One more neat thing we can do with loops in spaces is we can use them to define a nice algebraic structure! By algebraic structure, I mean anything that involves a set and an operation between elements of that set which produces another element of that set. An example of this is the integers with addition. We can add two integers to get another integer. The integers have some nice properties. There is an element 0 such that 0+n=n+0=n. We can also take inverses, i.e. we for any integer n there exists another integer m such that n+m=0. We also have a property called associativity. This is the rule that says (n+m)+k=n+(m+k). This makes the integers what's called a group!
We can make a group using loops in a topological space! We first pick a basepoint which every loop will start at. Then we define out operations on the loops to be concatenation. That is, given two loops f and g, we define f*g to be the loop we get by first going around f then going around g.

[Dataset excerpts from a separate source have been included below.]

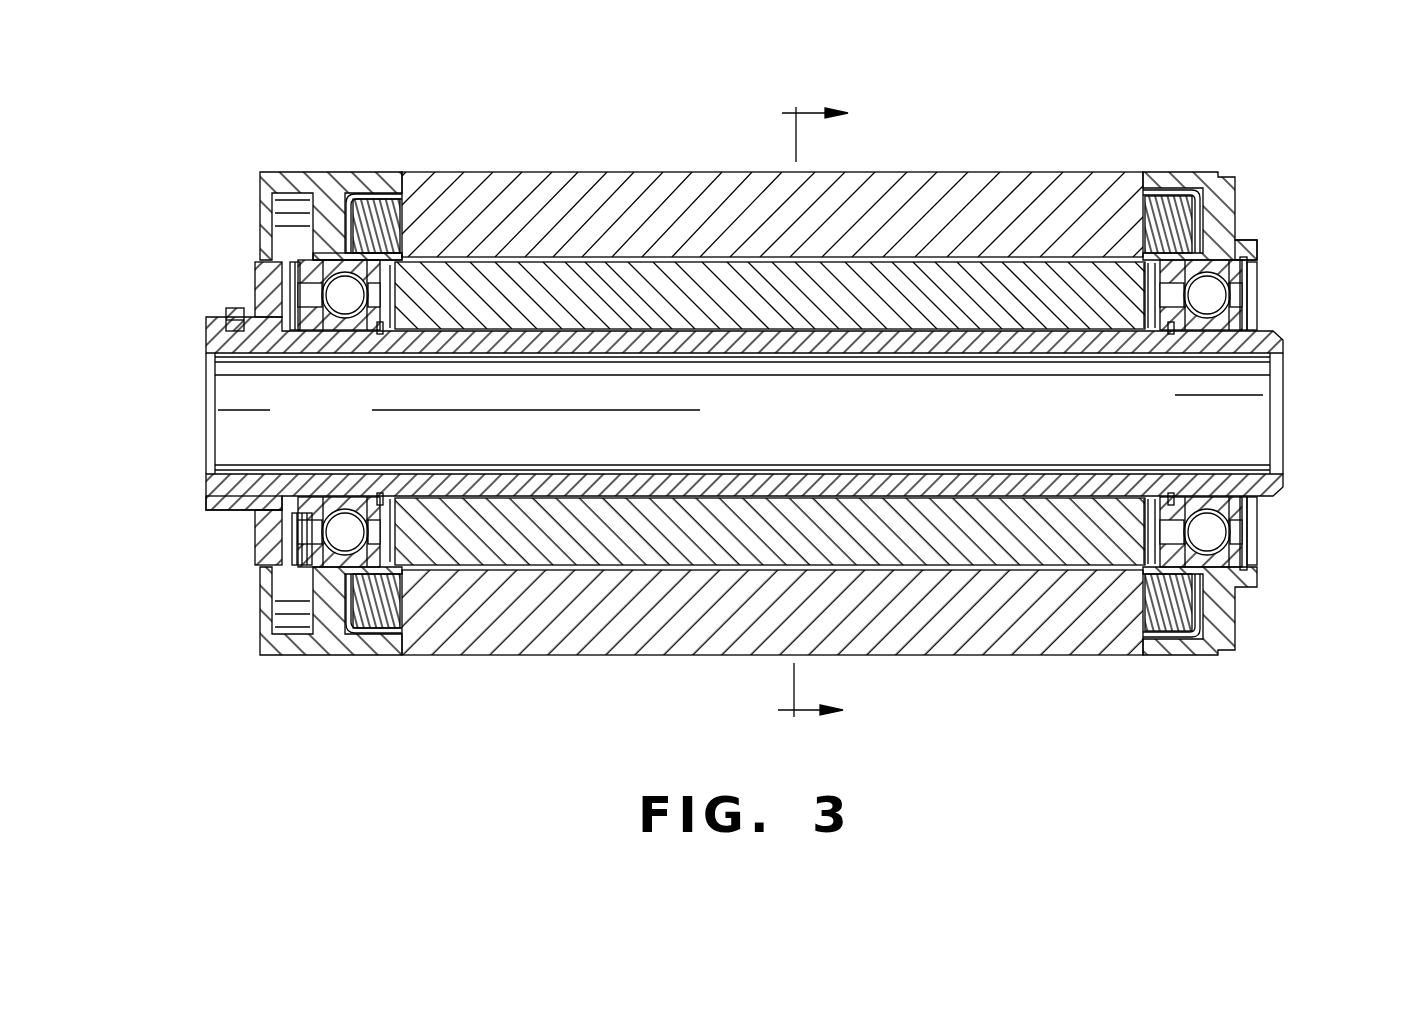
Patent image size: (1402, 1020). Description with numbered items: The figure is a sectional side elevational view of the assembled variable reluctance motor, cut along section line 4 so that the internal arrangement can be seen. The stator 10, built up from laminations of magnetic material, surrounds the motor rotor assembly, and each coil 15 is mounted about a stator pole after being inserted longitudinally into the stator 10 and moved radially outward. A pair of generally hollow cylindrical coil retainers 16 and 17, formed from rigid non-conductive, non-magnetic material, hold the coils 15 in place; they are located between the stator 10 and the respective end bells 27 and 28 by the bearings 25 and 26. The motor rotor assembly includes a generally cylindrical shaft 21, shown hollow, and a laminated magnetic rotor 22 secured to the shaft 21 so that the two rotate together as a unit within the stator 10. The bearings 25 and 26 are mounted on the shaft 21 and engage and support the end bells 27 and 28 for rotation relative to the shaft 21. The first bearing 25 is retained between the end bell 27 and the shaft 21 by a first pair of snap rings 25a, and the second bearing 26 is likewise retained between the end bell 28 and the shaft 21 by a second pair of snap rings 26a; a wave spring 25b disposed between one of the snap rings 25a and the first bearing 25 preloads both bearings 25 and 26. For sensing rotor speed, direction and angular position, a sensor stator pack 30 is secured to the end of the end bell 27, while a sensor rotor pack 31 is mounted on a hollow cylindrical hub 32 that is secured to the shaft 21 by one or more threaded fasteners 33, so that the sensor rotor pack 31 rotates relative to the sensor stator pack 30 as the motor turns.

The section line 4- 4 is at (804, 414).
The stator 10 is at (1013, 187).
The coil 15 is at (1187, 220).
The coil retainer 16 is at (345, 258).
The coil retainer 17 is at (1200, 260).
The shaft 21 is at (1222, 485).
The rotor 22 is at (983, 552).
The bearing 25 is at (343, 305).
The snap ring 25a is at (292, 270).
The wave spring 25b is at (303, 513).
The bearing 26 is at (1248, 302).
The snap ring 26a is at (1248, 274).
The end bell 27 is at (337, 185).
The end bell 28 is at (1222, 182).
The sensor stator pack 30 is at (262, 603).
The sensor rotor pack 31 is at (265, 533).
The hub 32 is at (233, 506).
The threaded fastener 33 is at (230, 310).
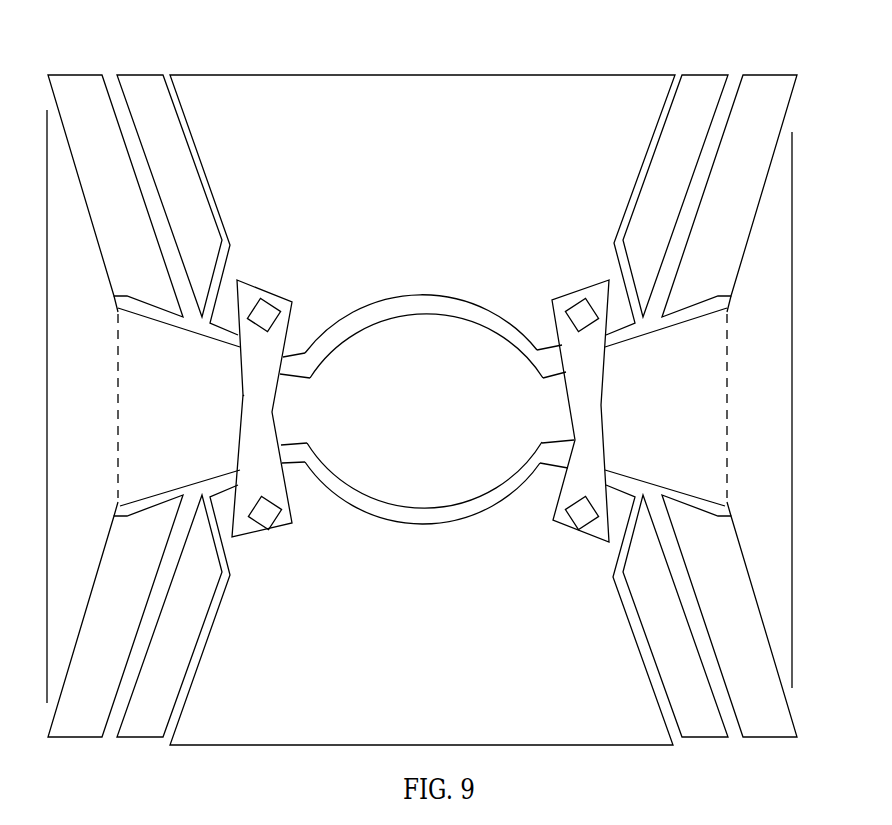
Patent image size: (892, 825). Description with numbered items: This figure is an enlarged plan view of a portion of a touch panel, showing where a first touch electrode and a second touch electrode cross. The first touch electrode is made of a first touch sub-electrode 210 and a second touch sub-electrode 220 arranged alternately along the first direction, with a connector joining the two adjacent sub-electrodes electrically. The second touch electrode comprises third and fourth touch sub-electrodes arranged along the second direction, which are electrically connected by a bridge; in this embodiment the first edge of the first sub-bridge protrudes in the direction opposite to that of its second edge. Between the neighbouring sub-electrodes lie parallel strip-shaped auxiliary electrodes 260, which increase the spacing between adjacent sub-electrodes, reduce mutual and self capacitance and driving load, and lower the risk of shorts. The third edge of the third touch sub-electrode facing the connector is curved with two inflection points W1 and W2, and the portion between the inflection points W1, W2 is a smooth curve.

The slots 260 is at (767, 97).
The first touch sub-electrode 210 is at (108, 432).
The second touch sub-electrode 220 is at (785, 432).
The inflection point W1 is at (303, 466).
The inflection point W2 is at (542, 466).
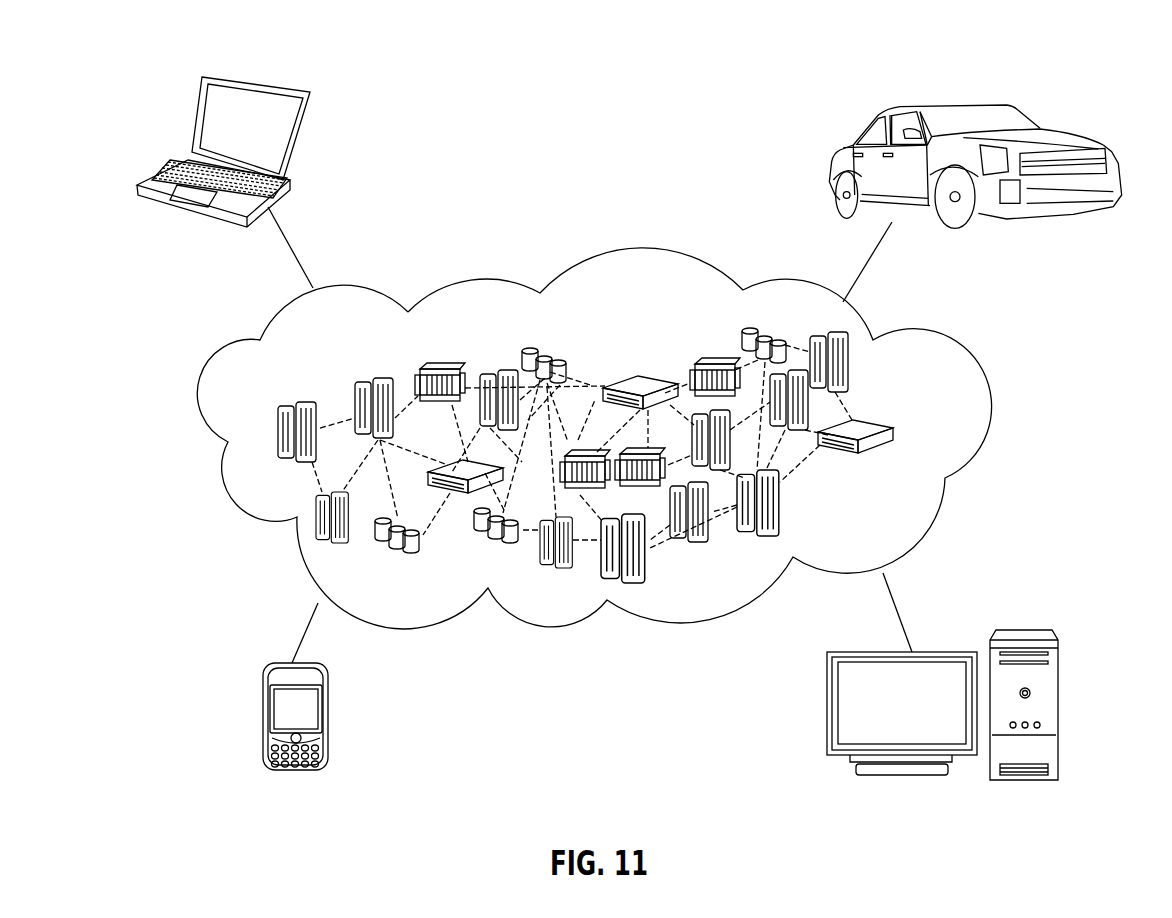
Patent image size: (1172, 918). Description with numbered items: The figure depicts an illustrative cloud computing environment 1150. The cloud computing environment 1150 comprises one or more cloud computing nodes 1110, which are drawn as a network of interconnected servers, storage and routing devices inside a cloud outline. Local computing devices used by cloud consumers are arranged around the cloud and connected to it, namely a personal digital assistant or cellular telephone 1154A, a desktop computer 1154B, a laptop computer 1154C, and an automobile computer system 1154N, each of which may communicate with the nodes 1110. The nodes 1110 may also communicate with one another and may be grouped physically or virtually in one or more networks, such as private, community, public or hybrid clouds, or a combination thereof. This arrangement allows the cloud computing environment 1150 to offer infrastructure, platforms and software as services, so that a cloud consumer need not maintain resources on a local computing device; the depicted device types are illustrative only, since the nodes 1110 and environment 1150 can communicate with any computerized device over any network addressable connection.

The cloud computing environment 1150 is at (579, 36).
The cloud computing nodes 1110 is at (940, 438).
The personal digital assistant or cellular telephone 1154A is at (263, 719).
The desktop computer 1154B is at (1028, 630).
The laptop computer 1154C is at (300, 142).
The automobile computer system 1154N is at (835, 152).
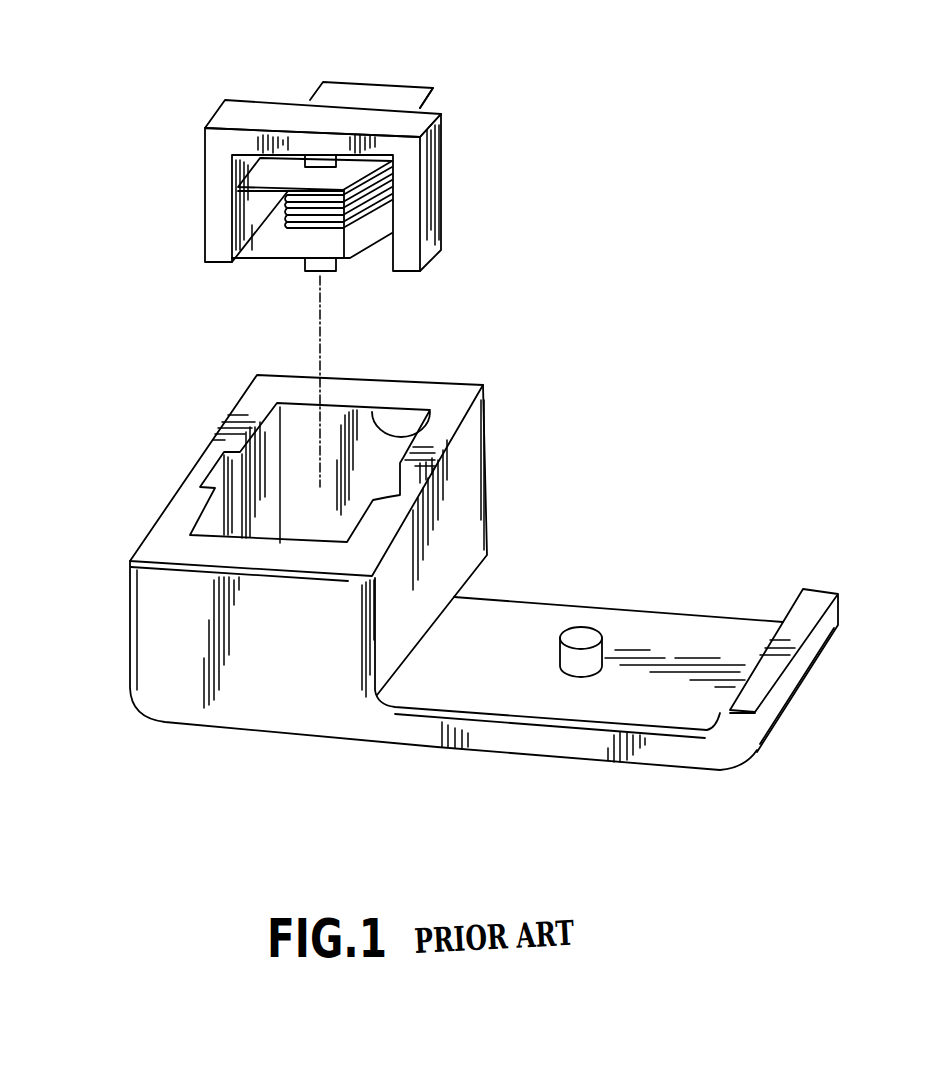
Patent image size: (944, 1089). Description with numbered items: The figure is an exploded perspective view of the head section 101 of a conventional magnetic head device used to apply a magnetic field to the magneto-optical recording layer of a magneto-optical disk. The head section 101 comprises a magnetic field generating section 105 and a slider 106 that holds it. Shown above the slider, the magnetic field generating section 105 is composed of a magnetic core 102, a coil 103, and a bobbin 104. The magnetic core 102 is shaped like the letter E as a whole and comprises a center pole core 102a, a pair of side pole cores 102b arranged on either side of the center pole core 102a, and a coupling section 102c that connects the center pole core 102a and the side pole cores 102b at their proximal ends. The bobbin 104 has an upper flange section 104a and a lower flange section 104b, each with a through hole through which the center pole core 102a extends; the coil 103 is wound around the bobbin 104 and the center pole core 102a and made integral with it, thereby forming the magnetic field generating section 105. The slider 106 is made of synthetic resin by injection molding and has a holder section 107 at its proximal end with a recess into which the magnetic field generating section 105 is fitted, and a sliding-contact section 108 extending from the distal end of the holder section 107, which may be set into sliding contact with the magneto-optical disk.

The head section 101 is at (441, 421).
The magnetic core 102 is at (326, 183).
The center pole core 102a is at (271, 243).
The side pole cores 102b is at (322, 192).
The coupling section 102c is at (323, 86).
The coil 103 is at (325, 238).
The bobbin 104 is at (412, 60).
The upper flange section 104a is at (460, 71).
The lower flange section 104b is at (261, 248).
The magnetic field generating section 105 is at (326, 250).
The slider 106 is at (441, 602).
The holder section 107 is at (406, 473).
The sliding-contact section 108 is at (616, 709).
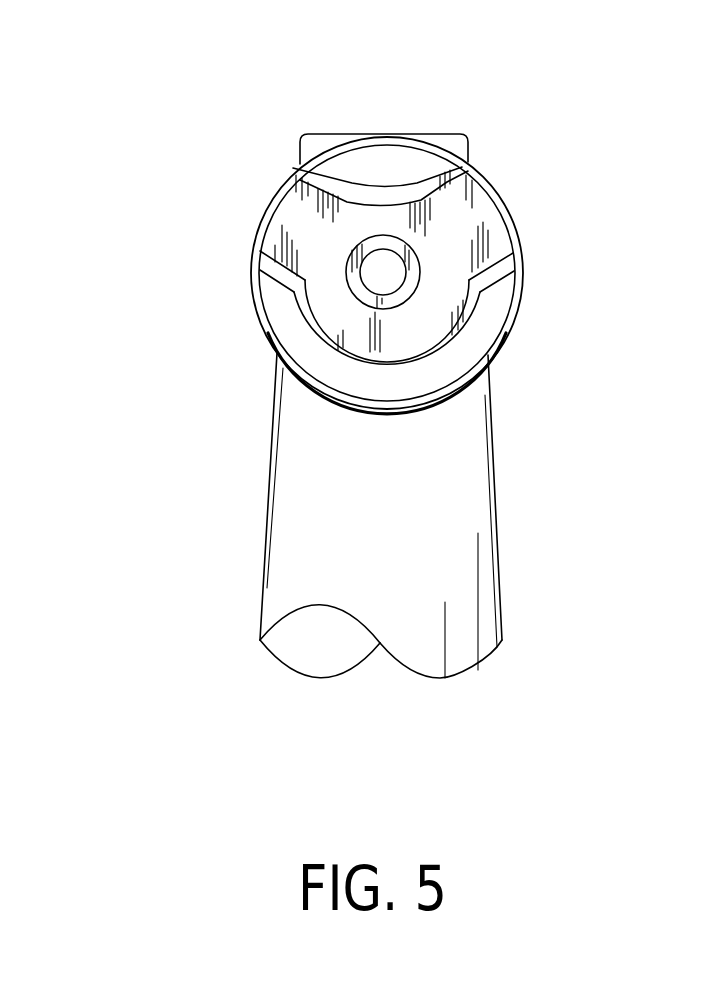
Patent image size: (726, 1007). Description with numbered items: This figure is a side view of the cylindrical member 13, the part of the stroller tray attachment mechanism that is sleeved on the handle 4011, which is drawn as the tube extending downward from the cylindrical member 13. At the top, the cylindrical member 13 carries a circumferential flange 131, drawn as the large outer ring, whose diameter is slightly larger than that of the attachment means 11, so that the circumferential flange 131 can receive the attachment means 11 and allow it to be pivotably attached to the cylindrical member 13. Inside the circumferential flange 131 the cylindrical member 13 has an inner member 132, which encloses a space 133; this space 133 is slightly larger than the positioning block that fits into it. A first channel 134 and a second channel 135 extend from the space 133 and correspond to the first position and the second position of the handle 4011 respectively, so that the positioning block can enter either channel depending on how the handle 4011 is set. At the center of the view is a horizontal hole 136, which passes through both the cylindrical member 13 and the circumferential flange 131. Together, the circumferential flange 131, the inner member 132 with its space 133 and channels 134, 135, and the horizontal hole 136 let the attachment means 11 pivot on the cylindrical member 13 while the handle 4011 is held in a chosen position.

The attachment means 11 is at (558, 331).
The cylindrical member 13 is at (273, 355).
The circumferential flange 131 is at (517, 235).
The inner member 132 is at (303, 302).
The space 133 is at (408, 340).
The first channel 134 is at (308, 198).
The second channel 135 is at (463, 202).
The horizontal hole 136 is at (377, 272).
The handle 4011 is at (483, 590).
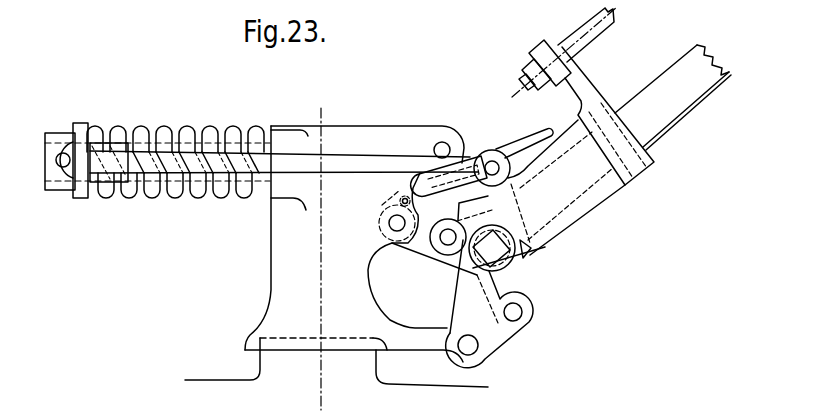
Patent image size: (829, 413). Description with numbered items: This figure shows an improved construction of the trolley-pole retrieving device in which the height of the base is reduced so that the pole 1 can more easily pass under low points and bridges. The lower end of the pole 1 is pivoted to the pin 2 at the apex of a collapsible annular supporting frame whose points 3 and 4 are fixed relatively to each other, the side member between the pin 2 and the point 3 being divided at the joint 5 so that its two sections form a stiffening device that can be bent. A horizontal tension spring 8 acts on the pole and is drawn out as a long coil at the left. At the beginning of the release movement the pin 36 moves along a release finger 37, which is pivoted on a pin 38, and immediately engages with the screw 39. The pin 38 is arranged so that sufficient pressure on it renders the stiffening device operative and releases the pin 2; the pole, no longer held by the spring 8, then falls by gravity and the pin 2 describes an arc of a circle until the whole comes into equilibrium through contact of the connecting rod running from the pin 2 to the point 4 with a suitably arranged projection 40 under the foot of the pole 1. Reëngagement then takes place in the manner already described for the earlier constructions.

The pole 1 is at (661, 118).
The pin 2 is at (516, 262).
The frame member point 3 is at (397, 231).
The frame member point 4 is at (480, 356).
The joint 5 is at (447, 246).
The tension spring 8 is at (225, 185).
The pin 36 is at (502, 168).
The release finger 37 is at (428, 188).
The pin 38 is at (402, 198).
The screw 39 is at (483, 151).
The projection 40 is at (533, 250).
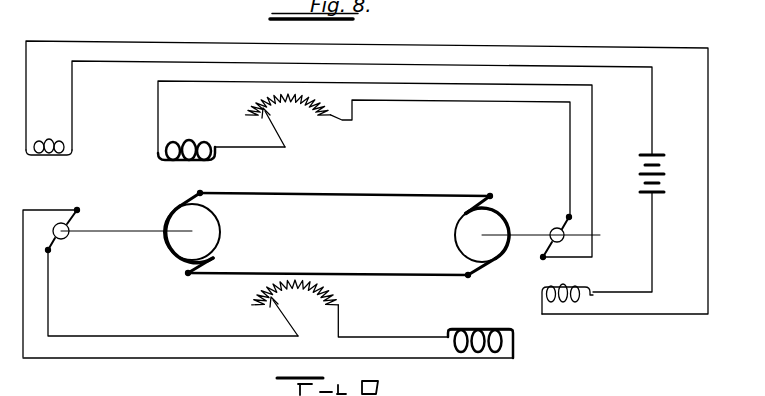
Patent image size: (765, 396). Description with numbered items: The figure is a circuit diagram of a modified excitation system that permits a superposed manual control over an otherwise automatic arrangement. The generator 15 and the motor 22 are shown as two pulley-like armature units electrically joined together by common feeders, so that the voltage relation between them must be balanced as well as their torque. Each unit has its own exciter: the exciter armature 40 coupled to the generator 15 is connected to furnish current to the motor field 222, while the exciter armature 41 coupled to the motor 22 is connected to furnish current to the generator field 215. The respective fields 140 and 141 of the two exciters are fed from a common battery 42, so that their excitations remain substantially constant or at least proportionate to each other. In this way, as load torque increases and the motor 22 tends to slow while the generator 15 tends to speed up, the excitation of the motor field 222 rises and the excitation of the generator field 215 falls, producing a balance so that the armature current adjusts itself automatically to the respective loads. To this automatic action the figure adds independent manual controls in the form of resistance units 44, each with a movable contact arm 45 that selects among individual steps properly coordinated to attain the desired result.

The exciter field 140 is at (49, 136).
The generator field 215 is at (195, 144).
The resistance unit 44 is at (352, 297).
The rheostat contact arm 45 is at (290, 140).
The exciter armature 40 is at (119, 233).
The generator 15 is at (208, 221).
The motor 22 is at (495, 219).
The exciter armature 41 is at (552, 237).
The battery 42 is at (663, 185).
The exciter field 141 is at (567, 304).
The motor field 222 is at (493, 352).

We also have the added rule that we consider loops that can be deformed into each other to be the same. The identity element is the constant loop, i.e. the loop e such that e(t)=x for all values of t, where x is our basepoint. The group that we get is called the fundamental group (kinda pompous but it really is important!).
We can see an example of this using the annulus from earlier! We can consider an anticlockwise loop around the hole to correspond to the number 1. We can get successive positive numbers by going around this loop the right number of times! We get negative numbers using clockwise loops! (Equally we can make clockwise loops correspond to positive numbers and anticlockwise to negative numbers).
The fundamental group turns out to be a very powerful tool! It turns out that if topological spaces have different fundamental groups they can't be the same space (strictly speaking, they can't be homeomorphic or even homotopy equivalent). And we can prove some useful results using fundamental groups too!
This is all formalised in the area of maths called Algebraic Topology (the area I hope to do research in!). Making this all rigorous is no easy task (I have written a few formal posts about it on my maths blog!)
This was a lot longer than I had planned originally haha. I've been writing for about an hour and a half. I hope you find it interesting!